More Info: Though many credit Alessandro di Spina with introducing glasses in Italy, there are earlier accounts of various forms of magnifying lenses to aide in reading and writing far before this time. A review of historical accounts, works of art, and other such telling documents, provides a loose timeline of the history of glasses.
Circa the year 1,000, monks used ground crystalline pieces referred to as ‘reading stones’.
Roger Bacon, the English philosopher explored the use of ground lenses and documented his findings in his Opus Majus in 1268.
In the year 1298, glasses were mentioned in an Italian manuscript entitled “Traite de con uite de la famille” by Sandra di Popozo. Di Popozo proclaimed that despite the fact that his age was causing him weak eyesight, he was able to read and write thanks to a new invention called spectacles.
The first eyeglasses that came out during 1286, or the Medieval Period, were two pieces of glass or crystal stones. These were framed and did not sit on the face, but instead were supported by a handle so that the glasses could be held close to the face.

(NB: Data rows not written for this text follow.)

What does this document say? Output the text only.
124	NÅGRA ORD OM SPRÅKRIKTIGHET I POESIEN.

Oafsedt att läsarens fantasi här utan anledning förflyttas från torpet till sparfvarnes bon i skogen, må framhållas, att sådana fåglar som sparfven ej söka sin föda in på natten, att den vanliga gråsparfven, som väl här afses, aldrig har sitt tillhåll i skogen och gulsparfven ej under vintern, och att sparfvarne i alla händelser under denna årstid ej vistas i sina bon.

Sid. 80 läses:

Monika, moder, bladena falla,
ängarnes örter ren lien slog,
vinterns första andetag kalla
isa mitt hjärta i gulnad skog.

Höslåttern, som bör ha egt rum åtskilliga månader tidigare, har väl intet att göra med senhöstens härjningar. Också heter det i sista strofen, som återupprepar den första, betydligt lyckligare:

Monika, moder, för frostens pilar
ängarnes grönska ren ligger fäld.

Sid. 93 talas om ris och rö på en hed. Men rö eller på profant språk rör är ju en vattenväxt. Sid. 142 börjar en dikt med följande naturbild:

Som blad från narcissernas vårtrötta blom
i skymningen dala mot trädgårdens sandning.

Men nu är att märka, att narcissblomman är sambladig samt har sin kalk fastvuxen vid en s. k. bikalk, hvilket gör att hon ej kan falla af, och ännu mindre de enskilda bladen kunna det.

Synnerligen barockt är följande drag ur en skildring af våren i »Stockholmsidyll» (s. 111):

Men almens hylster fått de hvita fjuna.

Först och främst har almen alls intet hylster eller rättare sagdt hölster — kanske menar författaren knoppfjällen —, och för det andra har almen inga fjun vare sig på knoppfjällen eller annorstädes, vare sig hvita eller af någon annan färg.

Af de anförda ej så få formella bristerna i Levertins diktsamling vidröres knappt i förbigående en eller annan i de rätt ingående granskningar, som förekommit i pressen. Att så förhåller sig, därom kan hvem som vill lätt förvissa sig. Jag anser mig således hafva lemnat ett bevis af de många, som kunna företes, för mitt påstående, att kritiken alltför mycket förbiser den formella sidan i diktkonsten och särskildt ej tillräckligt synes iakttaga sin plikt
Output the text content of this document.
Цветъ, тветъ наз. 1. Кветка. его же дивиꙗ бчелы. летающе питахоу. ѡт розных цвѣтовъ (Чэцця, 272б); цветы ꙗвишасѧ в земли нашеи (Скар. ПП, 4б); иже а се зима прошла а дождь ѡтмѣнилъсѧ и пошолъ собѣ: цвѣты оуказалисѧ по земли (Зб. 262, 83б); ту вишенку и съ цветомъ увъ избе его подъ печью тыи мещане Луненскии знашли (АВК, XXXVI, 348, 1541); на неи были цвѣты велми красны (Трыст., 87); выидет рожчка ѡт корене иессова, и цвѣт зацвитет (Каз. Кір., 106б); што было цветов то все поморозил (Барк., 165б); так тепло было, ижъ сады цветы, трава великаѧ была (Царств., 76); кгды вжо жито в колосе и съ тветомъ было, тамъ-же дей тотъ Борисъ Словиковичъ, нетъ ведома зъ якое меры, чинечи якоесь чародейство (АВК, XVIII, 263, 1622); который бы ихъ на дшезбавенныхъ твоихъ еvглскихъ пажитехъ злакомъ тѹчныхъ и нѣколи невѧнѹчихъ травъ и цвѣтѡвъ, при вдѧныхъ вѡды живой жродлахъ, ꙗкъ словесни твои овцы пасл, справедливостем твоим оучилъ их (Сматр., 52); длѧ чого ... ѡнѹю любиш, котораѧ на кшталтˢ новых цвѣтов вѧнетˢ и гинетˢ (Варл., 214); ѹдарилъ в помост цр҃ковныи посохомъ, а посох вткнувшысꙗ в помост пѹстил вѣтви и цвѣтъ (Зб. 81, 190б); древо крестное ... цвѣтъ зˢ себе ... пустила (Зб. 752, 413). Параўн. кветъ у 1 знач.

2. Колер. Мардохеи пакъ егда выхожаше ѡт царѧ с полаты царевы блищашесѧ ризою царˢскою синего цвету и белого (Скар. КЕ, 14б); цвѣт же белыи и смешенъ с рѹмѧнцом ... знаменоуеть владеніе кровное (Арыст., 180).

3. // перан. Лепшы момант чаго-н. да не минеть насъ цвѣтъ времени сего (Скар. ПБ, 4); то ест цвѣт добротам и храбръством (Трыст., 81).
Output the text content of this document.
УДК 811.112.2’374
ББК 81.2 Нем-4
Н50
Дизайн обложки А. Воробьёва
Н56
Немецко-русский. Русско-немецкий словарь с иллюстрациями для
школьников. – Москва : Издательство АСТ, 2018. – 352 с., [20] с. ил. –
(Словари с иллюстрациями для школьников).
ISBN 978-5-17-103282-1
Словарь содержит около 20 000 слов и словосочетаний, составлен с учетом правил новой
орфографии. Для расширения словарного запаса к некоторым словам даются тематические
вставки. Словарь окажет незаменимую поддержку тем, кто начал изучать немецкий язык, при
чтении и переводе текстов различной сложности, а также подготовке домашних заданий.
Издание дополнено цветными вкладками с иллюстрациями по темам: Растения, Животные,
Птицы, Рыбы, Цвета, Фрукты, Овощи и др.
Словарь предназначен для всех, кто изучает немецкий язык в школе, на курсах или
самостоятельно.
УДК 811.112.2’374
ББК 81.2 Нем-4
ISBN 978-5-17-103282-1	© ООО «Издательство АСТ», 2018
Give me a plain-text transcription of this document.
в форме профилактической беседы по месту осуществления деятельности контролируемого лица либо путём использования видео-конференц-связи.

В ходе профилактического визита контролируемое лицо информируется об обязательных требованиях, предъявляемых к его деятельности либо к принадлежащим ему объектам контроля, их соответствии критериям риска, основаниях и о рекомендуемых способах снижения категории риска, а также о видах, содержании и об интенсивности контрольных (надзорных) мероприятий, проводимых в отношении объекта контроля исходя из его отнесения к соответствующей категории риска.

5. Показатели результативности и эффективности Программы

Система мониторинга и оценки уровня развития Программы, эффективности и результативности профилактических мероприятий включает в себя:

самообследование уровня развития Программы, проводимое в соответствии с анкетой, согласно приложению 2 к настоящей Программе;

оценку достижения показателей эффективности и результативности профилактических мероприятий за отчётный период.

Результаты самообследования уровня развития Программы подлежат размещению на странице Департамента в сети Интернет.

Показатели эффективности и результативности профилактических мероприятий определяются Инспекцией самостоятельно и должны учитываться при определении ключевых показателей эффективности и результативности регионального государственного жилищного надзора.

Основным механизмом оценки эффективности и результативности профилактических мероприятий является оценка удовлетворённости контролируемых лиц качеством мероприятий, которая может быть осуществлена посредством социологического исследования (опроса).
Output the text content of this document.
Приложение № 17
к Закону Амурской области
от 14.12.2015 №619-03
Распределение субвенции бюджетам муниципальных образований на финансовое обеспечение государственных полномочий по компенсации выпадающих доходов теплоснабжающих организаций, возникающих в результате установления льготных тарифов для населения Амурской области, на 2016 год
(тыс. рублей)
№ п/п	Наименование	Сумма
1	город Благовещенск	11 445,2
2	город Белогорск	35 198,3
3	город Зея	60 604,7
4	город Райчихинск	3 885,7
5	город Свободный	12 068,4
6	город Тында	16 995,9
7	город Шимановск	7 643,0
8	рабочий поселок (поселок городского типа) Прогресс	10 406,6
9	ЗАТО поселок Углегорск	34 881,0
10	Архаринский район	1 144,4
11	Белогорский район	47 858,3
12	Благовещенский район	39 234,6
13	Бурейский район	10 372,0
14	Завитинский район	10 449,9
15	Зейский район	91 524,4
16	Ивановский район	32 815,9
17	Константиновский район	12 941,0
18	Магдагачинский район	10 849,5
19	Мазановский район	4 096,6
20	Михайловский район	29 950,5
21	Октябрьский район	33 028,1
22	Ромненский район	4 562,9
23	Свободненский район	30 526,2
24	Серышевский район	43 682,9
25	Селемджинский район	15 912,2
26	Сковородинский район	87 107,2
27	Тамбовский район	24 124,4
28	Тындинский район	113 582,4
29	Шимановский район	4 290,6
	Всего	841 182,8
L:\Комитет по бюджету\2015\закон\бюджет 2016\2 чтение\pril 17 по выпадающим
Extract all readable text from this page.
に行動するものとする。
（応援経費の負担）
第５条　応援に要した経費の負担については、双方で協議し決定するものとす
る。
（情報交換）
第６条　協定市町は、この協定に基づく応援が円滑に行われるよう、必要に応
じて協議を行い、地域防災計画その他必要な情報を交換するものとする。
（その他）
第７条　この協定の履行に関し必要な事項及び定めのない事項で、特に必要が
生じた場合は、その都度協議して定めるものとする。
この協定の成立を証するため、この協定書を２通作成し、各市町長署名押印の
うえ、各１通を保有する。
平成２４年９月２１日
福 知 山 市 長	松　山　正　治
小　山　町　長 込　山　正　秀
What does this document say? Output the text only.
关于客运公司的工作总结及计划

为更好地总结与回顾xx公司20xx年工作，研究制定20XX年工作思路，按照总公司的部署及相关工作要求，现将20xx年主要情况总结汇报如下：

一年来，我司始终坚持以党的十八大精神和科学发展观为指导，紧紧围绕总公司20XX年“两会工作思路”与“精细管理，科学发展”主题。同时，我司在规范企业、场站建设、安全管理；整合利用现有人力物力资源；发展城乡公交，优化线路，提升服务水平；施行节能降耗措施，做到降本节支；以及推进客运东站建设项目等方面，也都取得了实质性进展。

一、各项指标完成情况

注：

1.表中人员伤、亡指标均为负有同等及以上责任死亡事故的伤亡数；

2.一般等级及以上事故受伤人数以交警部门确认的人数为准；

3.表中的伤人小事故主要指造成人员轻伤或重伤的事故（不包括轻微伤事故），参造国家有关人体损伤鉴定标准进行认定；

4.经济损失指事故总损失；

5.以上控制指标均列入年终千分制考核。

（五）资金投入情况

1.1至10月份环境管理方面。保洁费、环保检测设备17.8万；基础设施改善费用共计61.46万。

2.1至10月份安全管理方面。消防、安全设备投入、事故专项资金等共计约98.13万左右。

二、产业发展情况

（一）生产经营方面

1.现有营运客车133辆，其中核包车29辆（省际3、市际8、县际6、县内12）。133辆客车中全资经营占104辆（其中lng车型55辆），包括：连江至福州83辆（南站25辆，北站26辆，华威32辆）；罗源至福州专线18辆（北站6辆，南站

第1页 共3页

It is also interesting to note that during the time eyeglasses were being used in Italy, glass production was at its peak in Venice. Just a few years before eyeglasses were first introduced, Venetian crystal workers formed a guild, which later on developed a set of guidelines for manufacturing eyeglasses. These eyeglasses were rendered in a painting by Tommaso de Modena during the year 1352.
During the sixteen hundreds, Spanish eyeglass manufacturers attached silk ribbons to the frames, which could be placed around the ears. Meanwhile in China, ceramic and metal weights were attached to the strings.
It was not until 1730 that Dr. Edward Scarlett developed sidepieces that were sturdy enough to be placed on top of the ears.